Diagnosis of septic shock
- The doctor will do a full physical exam, looking for signs like low blood pressure, a fast heart rate, a change in mental state, and redness, swelling, or warmth at the site of an infection.
Different blood tests are done to figure out how sick a person is. Some of these are:
- Complete blood count.
- Blood cultures to find out causative organism
- Lactic Acid levels in blood
- X-rays, CT scans, or ultrasounds might be used to find the cause of an illness (like asthma, a urinary tract infection, etc.) or to check on the health of the organs that are affected.
Management of Septic Shocks
- Broad-spectrum antibiotic administration is a vital part in treating septic shock.
- Antibiotics are modified to target the infection more accurately after the identification of bacteria.
- To replenish blood volume, intravenous fluids are administered.
- Even after fluid resuscitation, the blood pressure may sometimes stay low and vasopressor drugs are given that raise blood pressure.
- It’s essential to locate and eliminate the infection’s source.
- This may include treating the main infection site (such as removing a contaminated catheter), draining abscesses, removing diseased tissues, or any combination of these.
- Oxygen, delivered by a mask, nasal cannula, or a ventilator, may assist increase blood oxygen levels.
- Patients with sepsis have a fast metabolism, so they shouldn’t go without food for a long time.
- Supportive treatment might include cardiac function monitoring, renal replacement treatment, and mechanical ventilation for breathing support.
- If the blood pressure is still difficult to control with existing therapies, corticosteroids are used.
Prevention of Septic Shock
Weak immune systems can’t fight infections.
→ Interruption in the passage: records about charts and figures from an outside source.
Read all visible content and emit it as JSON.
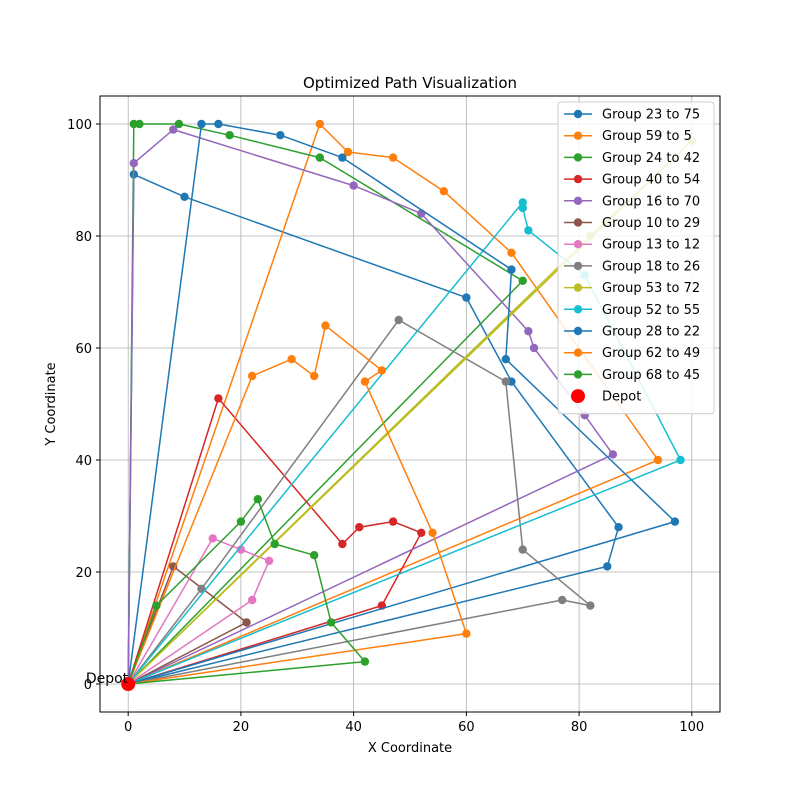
{
  "chart_data": {
    "type": "line",
    "title": "Optimized Path Visualization",
    "xlabel": "X Coordinate",
    "ylabel": "Y Coordinate",
    "xlim": [
      -5,
      105
    ],
    "ylim": [
      -5,
      105
    ],
    "xticks": [
      0,
      20,
      40,
      60,
      80,
      100
    ],
    "yticks": [
      0,
      20,
      40,
      60,
      80,
      100
    ],
    "grid": true,
    "legend_position": "top-right",
    "depot": {
      "x": 0,
      "y": 0,
      "label": "Depot",
      "legend": "Depot",
      "color": "#ff0000"
    },
    "series": [
      {
        "name": "Group 23 to 75",
        "color": "#1f77b4",
        "points": [
          [
            0,
            0
          ],
          [
            1,
            91
          ],
          [
            10,
            87
          ],
          [
            60,
            69
          ],
          [
            68,
            54
          ],
          [
            87,
            28
          ],
          [
            85,
            21
          ],
          [
            0,
            0
          ]
        ]
      },
      {
        "name": "Group 59 to 5",
        "color": "#ff7f0e",
        "points": [
          [
            0,
            0
          ],
          [
            34,
            100
          ],
          [
            39,
            95
          ],
          [
            47,
            94
          ],
          [
            56,
            88
          ],
          [
            68,
            77
          ],
          [
            94,
            40
          ],
          [
            0,
            0
          ]
        ]
      },
      {
        "name": "Group 24 to 42",
        "color": "#2ca02c",
        "points": [
          [
            0,
            0
          ],
          [
            1,
            100
          ],
          [
            2,
            100
          ],
          [
            9,
            100
          ],
          [
            18,
            98
          ],
          [
            34,
            94
          ],
          [
            70,
            72
          ],
          [
            0,
            0
          ]
        ]
      },
      {
        "name": "Group 40 to 54",
        "color": "#d62728",
        "points": [
          [
            0,
            0
          ],
          [
            16,
            51
          ],
          [
            38,
            25
          ],
          [
            41,
            28
          ],
          [
            47,
            29
          ],
          [
            52,
            27
          ],
          [
            45,
            14
          ],
          [
            0,
            0
          ]
        ]
      },
      {
        "name": "Group 16 to 70",
        "color": "#9467bd",
        "points": [
          [
            0,
            0
          ],
          [
            1,
            93
          ],
          [
            8,
            99
          ],
          [
            40,
            89
          ],
          [
            52,
            84
          ],
          [
            71,
            63
          ],
          [
            72,
            60
          ],
          [
            81,
            48
          ],
          [
            86,
            41
          ],
          [
            0,
            0
          ]
        ]
      },
      {
        "name": "Group 10 to 29",
        "color": "#8c564b",
        "points": [
          [
            0,
            0
          ],
          [
            8,
            21
          ],
          [
            21,
            11
          ],
          [
            0,
            0
          ]
        ]
      },
      {
        "name": "Group 13 to 12",
        "color": "#e377c2",
        "points": [
          [
            0,
            0
          ],
          [
            15,
            26
          ],
          [
            20,
            24
          ],
          [
            25,
            22
          ],
          [
            22,
            15
          ],
          [
            0,
            0
          ]
        ]
      },
      {
        "name": "Group 18 to 26",
        "color": "#7f7f7f",
        "points": [
          [
            0,
            0
          ],
          [
            13,
            17
          ],
          [
            48,
            65
          ],
          [
            67,
            54
          ],
          [
            70,
            24
          ],
          [
            82,
            14
          ],
          [
            77,
            15
          ],
          [
            0,
            0
          ]
        ]
      },
      {
        "name": "Group 53 to 72",
        "color": "#bcbd22",
        "points": [
          [
            0,
            0
          ],
          [
            82,
            80
          ],
          [
            100,
            97
          ],
          [
            0,
            0
          ]
        ]
      },
      {
        "name": "Group 52 to 55",
        "color": "#17becf",
        "points": [
          [
            0,
            0
          ],
          [
            70,
            86
          ],
          [
            70,
            85
          ],
          [
            71,
            81
          ],
          [
            81,
            73
          ],
          [
            98,
            40
          ],
          [
            0,
            0
          ]
        ]
      },
      {
        "name": "Group 28 to 22",
        "color": "#1f77b4",
        "points": [
          [
            0,
            0
          ],
          [
            13,
            100
          ],
          [
            16,
            100
          ],
          [
            27,
            98
          ],
          [
            38,
            94
          ],
          [
            68,
            74
          ],
          [
            67,
            58
          ],
          [
            97,
            29
          ],
          [
            0,
            0
          ]
        ]
      },
      {
        "name": "Group 62 to 49",
        "color": "#ff7f0e",
        "points": [
          [
            0,
            0
          ],
          [
            22,
            55
          ],
          [
            29,
            58
          ],
          [
            33,
            55
          ],
          [
            35,
            64
          ],
          [
            45,
            56
          ],
          [
            42,
            54
          ],
          [
            54,
            27
          ],
          [
            60,
            9
          ],
          [
            0,
            0
          ]
        ]
      },
      {
        "name": "Group 68 to 45",
        "color": "#2ca02c",
        "points": [
          [
            0,
            0
          ],
          [
            5,
            14
          ],
          [
            20,
            29
          ],
          [
            23,
            33
          ],
          [
            26,
            25
          ],
          [
            33,
            23
          ],
          [
            36,
            11
          ],
          [
            42,
            4
          ],
          [
            0,
            0
          ]
        ]
      }
    ]
  }
}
To detect and treat symptoms early, patients should follow these steps:
- Get Vaccinated and maintain good hygiene.
- Clean and disinfect wounds as soon as possible to avoid further infections.
- Avoid smoking.
- Pneumococcal vaccine is indicated for people over 60 years and those with chronic conditions.
- Maintain oximetry oxygen saturation at 90%.
- If your doctor prescribes antibiotics, complete the full course even if you feel better, to prevent bacteria from becoming resistant.
- Regularly drink water to stay hydrated.
- Avoid bladder infections like Urinary tract infections by adopting sterile methods.
Complications of septic shock
- Organ failure or dysfunction
- Acute respiratory distress syndrome (ARDS)
- Acute kidney injury
- Heart failure
- Tissue death (gangrene)
- Post Sepsis Syndrome
To improve results and lower the risk of problems, septic shock needs to be caught early and treated quickly.
What is Post sepsis syndrome?
According to studies, post-sepsis syndrome (PSS), which may be moderate or severe, affects up to 50% of sepsis survivors. PSS symptoms may include:
- Long lasting pains and aches
- Chronic tiredness
- Hair fall
- Memory problems
What is the length of time sepsis lasts?
- The death rate was 59% in 6 months after the diagnosis, and it was 74% in 48 months after the diagnosis.
- Age, cause of sepsis, diabetes, cardiovascular disease, length of stay in the intensive care unit, were all linked to a shorter chance of survival.
Sepsis is a medical emergency that needs to be diagnosed and treated quickly, just like a stroke or a heart attack. Sepsis kills and disables millions of people and needs to be caught early and treated quickly to save lives. For every hour that treatment is delayed, the chance of sepsis getting worse and turning into serious sepsis or septic shock, which can kill people. Sepsis causes 1/3 of the patients to die globally.